L'école des dingues - Cornelia Read

Après Champs d'ombre, c'est avec un réel plaisir que je retrouve cette chère Madeline, surtout que Cornelia Read s'est totalement renouvelée dans cette deuxième aventure. Quittant ses histoires de famille, Madeline a abandonné la morne Syracuse pour le Massachusetts et son boulot de journaliste pour devenir prof d'histoire.

N'ayant pas lu la quatrième de couverture (et c'est tant mieux puisqu'on y dévoile ce qui se passe à la moitié du roman, pfff...), j'imaginais que le titre était une métaphore. Que nenni ! L'auteur nous raconte une véritable école de frappadingues, élèves et profs compris sans oublier le directeur qui se prend pour un gourou. Et, ma foi, Madeline y trouve sa place.
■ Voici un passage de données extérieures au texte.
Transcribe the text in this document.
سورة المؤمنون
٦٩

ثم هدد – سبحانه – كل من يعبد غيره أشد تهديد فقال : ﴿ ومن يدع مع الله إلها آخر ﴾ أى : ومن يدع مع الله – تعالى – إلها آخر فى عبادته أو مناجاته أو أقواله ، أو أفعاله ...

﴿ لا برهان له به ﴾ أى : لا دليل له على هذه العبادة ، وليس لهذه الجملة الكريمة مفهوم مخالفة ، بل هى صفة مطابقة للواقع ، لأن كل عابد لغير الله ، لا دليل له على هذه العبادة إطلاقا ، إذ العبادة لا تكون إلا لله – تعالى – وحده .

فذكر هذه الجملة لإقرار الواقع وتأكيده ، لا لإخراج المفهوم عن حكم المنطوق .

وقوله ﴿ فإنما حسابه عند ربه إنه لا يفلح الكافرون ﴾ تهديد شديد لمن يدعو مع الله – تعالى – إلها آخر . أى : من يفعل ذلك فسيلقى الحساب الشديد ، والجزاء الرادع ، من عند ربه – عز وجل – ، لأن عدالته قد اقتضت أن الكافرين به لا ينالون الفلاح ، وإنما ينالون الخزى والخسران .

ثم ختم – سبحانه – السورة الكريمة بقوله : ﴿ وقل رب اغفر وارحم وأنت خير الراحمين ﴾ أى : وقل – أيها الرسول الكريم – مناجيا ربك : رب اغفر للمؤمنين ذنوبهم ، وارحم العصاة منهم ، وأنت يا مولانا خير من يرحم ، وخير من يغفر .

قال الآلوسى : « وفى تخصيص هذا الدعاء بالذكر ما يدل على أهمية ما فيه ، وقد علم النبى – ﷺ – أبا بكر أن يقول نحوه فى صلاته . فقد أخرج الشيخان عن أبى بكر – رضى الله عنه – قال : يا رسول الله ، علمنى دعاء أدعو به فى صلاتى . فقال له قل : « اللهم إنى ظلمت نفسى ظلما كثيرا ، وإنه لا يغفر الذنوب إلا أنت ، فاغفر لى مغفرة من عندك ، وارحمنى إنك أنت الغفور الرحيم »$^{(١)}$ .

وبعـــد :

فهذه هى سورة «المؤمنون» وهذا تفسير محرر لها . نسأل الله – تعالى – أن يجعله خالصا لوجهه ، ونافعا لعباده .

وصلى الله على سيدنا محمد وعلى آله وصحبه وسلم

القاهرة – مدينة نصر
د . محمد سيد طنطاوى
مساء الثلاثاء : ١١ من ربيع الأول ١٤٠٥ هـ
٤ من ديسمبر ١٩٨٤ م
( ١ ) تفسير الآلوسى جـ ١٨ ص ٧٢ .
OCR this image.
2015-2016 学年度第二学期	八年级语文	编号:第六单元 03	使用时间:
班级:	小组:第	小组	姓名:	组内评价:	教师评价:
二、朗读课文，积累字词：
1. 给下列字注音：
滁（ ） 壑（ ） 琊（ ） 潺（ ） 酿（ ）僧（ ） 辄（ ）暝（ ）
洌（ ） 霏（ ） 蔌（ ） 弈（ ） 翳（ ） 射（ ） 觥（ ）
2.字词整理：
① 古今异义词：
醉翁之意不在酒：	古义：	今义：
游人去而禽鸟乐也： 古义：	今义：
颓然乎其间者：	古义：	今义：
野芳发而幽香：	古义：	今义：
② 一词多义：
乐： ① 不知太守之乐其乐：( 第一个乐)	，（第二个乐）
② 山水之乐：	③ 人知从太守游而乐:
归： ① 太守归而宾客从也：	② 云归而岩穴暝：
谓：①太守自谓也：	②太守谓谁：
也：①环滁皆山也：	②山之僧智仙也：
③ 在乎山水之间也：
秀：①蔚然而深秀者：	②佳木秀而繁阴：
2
En fait, L'école des dingues m'a rappelé La mort des bois de Brigitte Aubert (pas La mort des neiges qui se termine en grand n'importe quoi) ou les premiers Fred Vargas avec ces trois étudiants en histoire. A dire vrai, ces romans ne se ressemblent pas mais ils ont en commun des personnages principaux décalés et spontanés qui jouent au détective avec la même fraîcheur.

Cornelia Read a gardé son écriture rythmée et ses dialogues plein d'humour. J'apprécie toujours autant ses portraits vivants et mordants, particulièrement ceux des psy qui aiguisent son esprit critique et pourtant jamais sentencieux. Même si on peut regretter un dénouement encore une fois un peu vite cuisiné, l'intrigue est amenée de manière particulière mais efficace.

Bref, j'ai encore passé un bon moment avec l'insolite Madeline et j'attends avec impatience le moment où j'ouvrirai L'enfant invisible.

l-ecole-des-dingues

L'école des dingues - Cornelia Read
( 2009 - Actes Sud actes noirs - 299p)

Page 127 :

 "- T'as jamais l'impression que les trucs des sixties pourraient revenir ? demanda Forchetti.
Il avait l'air prêt à tout donner pour que je réponde oui.
 - Parfois, je crois discerner comme une vague lueur à l'horizon. Mais ça ne dure jamais.
J'inclinai ma chaise en arrière.
 - Vous vous rappelez la photo du type tout seul debout devant un tank sur la place Tianan men ?
Wiesner et Sitzman hochèrent la tête. Forchetti se contenta de croiser les bras.
 - Je me rappelle la première fois que je l'ai vue. J'ai eu l'impression de comprendre parfaitement : ce garçon n'avait qu'à rester là, c'était tellement évident que toutes ces conneries devaient s'arrêter, et puis il n'était pas tout seul. Même les soldats dans le tank le savaient, donc il n'avait aucune raison d'avoir peur qu'on l'écrase. C'est la photo la plus triste que j'ai jamais vue.
Je baissai les yeux sur mon bureau.
 - Pourquoi ? demanda Wiesner. Le tank ne l'a pas écrasé. Le type avait raison.
 - Oui, mais il se trompait pour tout le reste, parce que toutes ces conneries ne s'arrêtent jamais. Il ne l'avait pas encore compris, mais moi je savais ce qu'il ressentirait le jour où il comprendrait."

C'est exactement ce que j'ai ressenti en regardant le procès des Ceausescu à la télévision, en 1989. Au début, j'étais heureuse de voir ainsi la fin d'une tyrannie. Ensuite, au fur et à mesure des images, j'ai pris conscience de la mascarade judiciaire et j'ai compris que la Roumanie n'était pas franchement sauvée. Madeline a hélas raison, il est des conneries qui ne s'arrêtent jamais.